As he said these things, a woman in the crowd raised her voice and said to him,”Blessed is the womb that bore you, and the breasts at which you nursed!” But he said, “Blessed rather are those who hear the word of God and keep it!”

People will quote this passage to say “Look, and even Jesus asserted Mary is no big deal!”  But can we consider what Jesus actually said?  “Blessed are those who hear the word of God and keep it!”  What is “the word of God” if not Christ Himself?  Could Christ’s statement be rendered appropriately as “Blessed are those who receive the Word of God and keep Him”?  Even without this rendering, we can see Mary’s willingness to “treasure up all [the things spoken about her Son], and ponder them in her heart” (Luke 2:19).  Additionally, she kept Christ in her womb, in her home, and in her sorrows seeing Him on the cross.  Wherever we see Mary, we see Christ.

Yet, it is critically important to preserve the wonder of her uniqueness while also marveling at her commonality.  If we focus exclusively on her and her motherly role of bearing and nursing the infant Christ, then we can miss the picture of the Gospel.  Additionally, Mary’s commonality comes in that all have the invitation to join her as those who “hear the word of God and keep it.”  Through Christ’s Incarnation, where we know Him as “Emmanuel” — God with us, we all have the invitation to receive Him.  He comes through the preaching of the Gospel.  We make a choice to sit at His feet, to treasure His Gospel in our hearts.

Indeed, we see just that idea in the experience of Mary of Bethany in the rest of the Gospel reading appointed today:

Now as they went on their way, Jesus entered a village.
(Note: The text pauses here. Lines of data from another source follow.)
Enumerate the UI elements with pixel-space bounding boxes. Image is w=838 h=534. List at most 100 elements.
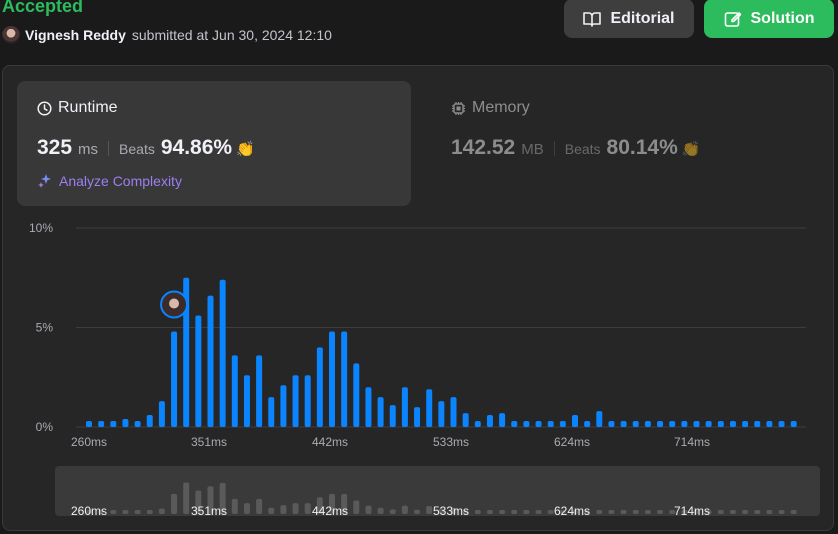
navigator-bar (353, 500, 360, 514)
chart-bar[interactable] (231, 355, 238, 427)
chart-bar[interactable] (693, 421, 700, 427)
navigator-bar (280, 505, 287, 514)
navigator-bar (377, 507, 384, 514)
chart-bar[interactable] (195, 315, 202, 427)
navigator-tick-label: 442ms (312, 504, 348, 518)
chart-bar[interactable] (766, 421, 773, 427)
navigator-bar (365, 505, 372, 514)
chart-bar[interactable] (110, 421, 117, 427)
chart-bar[interactable] (535, 421, 542, 427)
chart-bar[interactable] (365, 387, 372, 427)
chart-bar[interactable] (790, 421, 797, 427)
chart-bar[interactable] (657, 421, 664, 427)
chart-bar[interactable] (596, 411, 603, 427)
chart-bar[interactable] (778, 421, 785, 427)
chart-bar[interactable] (389, 405, 396, 427)
navigator-bar (486, 510, 493, 514)
y-tick-label: 10% (29, 221, 53, 235)
user-name-link[interactable]: Vignesh Reddy (25, 27, 126, 43)
navigator-bar (401, 505, 408, 514)
chart-bar[interactable] (608, 421, 615, 427)
chart-bar[interactable] (426, 389, 433, 427)
navigator-bar (243, 503, 250, 514)
navigator-bar (790, 510, 797, 514)
chart-bar[interactable] (474, 421, 481, 427)
avatar-face (169, 298, 180, 309)
chart-bar[interactable] (462, 413, 469, 427)
chart-bar[interactable] (280, 385, 287, 427)
chart-bar[interactable] (523, 421, 530, 427)
avatar[interactable] (2, 26, 20, 44)
chart-bar[interactable] (681, 421, 688, 427)
navigator-bar (632, 510, 639, 514)
chart-bar[interactable] (754, 421, 761, 427)
chart-bar[interactable] (256, 355, 263, 427)
solution-button[interactable]: Solution (704, 0, 834, 38)
navigator-bar (146, 510, 153, 514)
chart-bar[interactable] (717, 421, 724, 427)
solution-label: Solution (750, 9, 815, 27)
navigator-tick-label: 624ms (554, 504, 590, 518)
chart-bar[interactable] (341, 331, 348, 427)
navigator-bar (292, 503, 299, 514)
chart-bar[interactable] (644, 421, 651, 427)
chart-bar[interactable] (620, 421, 627, 427)
edit-icon (724, 11, 741, 27)
chart-bar[interactable] (584, 421, 591, 427)
chart-bar[interactable] (486, 415, 493, 427)
chart-bar[interactable] (146, 415, 153, 427)
runtime-distribution-chart[interactable]: 10% 5% 0% 260ms 351ms 442ms 533ms 624ms 714ms 260… (3, 66, 833, 530)
chart-bar[interactable] (353, 363, 360, 427)
chart-bar[interactable] (134, 421, 141, 427)
chart-bar[interactable] (292, 375, 299, 427)
chart-bar[interactable] (559, 421, 566, 427)
navigator-bar (644, 510, 651, 514)
navigator-bar (134, 510, 141, 514)
navigator-bar (426, 506, 433, 514)
chart-bar[interactable] (86, 421, 92, 427)
x-tick-label: 714ms (674, 435, 710, 449)
chart-bar[interactable] (414, 407, 421, 427)
chart-bar[interactable] (511, 421, 518, 427)
chart-bar[interactable] (438, 401, 445, 427)
navigator-bar (389, 509, 396, 514)
x-tick-label: 533ms (433, 435, 469, 449)
chart-bar[interactable] (122, 419, 129, 427)
navigator-bar (523, 510, 530, 514)
chart-bar[interactable] (632, 421, 639, 427)
navigator-bar (231, 498, 238, 514)
chart-bar[interactable] (742, 421, 749, 427)
chart-bar[interactable] (377, 397, 384, 427)
chart-bar[interactable] (547, 421, 554, 427)
chart-bar[interactable] (572, 415, 578, 427)
status-label: Accepted (2, 0, 84, 16)
chart-bar[interactable] (316, 347, 323, 427)
navigator-bar (474, 510, 481, 514)
chart-bar[interactable] (158, 401, 165, 427)
chart-bar[interactable] (268, 397, 275, 427)
submission-info: Vignesh Reddy submitted at Jun 30, 2024 … (2, 26, 332, 44)
chart-bar[interactable] (243, 375, 250, 427)
chart-bar[interactable] (219, 279, 226, 427)
chart-bar[interactable] (207, 295, 214, 427)
chart-bar[interactable] (329, 331, 335, 427)
editorial-button[interactable]: Editorial (564, 0, 694, 38)
chart-bar[interactable] (669, 421, 676, 427)
chart-bar[interactable] (499, 413, 506, 427)
navigator-tick-label: 533ms (433, 504, 469, 518)
chart-bar[interactable] (705, 421, 712, 427)
navigator-tick-label: 714ms (674, 504, 710, 518)
navigator-bar (766, 510, 773, 514)
chart-bar[interactable] (304, 375, 311, 427)
navigator-tick-label: 351ms (191, 504, 227, 518)
navigator-tick-label: 260ms (71, 504, 107, 518)
navigator-bar (608, 510, 615, 514)
chart-bar[interactable] (401, 387, 408, 427)
chart-bar[interactable] (729, 421, 736, 427)
chart-bar[interactable] (450, 397, 457, 427)
chart-bar[interactable] (171, 331, 178, 427)
navigator-bar (717, 510, 724, 514)
navigator-bar (304, 503, 311, 514)
navigator-bar (158, 508, 165, 514)
chart-bar[interactable] (98, 421, 105, 427)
And a woman named Martha welcomed him into her house. And she had a sister called Mary, who sat at the Lord’s feet and listened to his teaching. But Martha was distracted with much serving. And she went up to him and said, “Lord, do you not care that my sister has left me to serve alone? Tell her then to help me.” But the Lord answered her, “Martha, Martha, you are anxious and troubled about many things, but one thing is necessary. Mary has chosen the good portion, which will not be taken away from her.”

Mary, in sitting at Christ’s feet and receiving His teaching, chose the good portion that could not be taken away.  She treasured our Lord and His Gospel.  We must affirm the blessedness of all those who have received Christ.  And we encounter the challenge of keeping Him, particularly as we deny Him authority in our lives to heal us of our sins.  We can so easily crowd out anything and everything that matters in life.  Yet, by His grace, the giver of Life calls us back to Him, quickening our spirit to seek Him as the Great Physician.

Mary, the mother of God, creates a scandal if we focus on her independent of Christ and elevate her in her uniqueness.  But cannot anything or anyone create a scandal if elevated above Christ?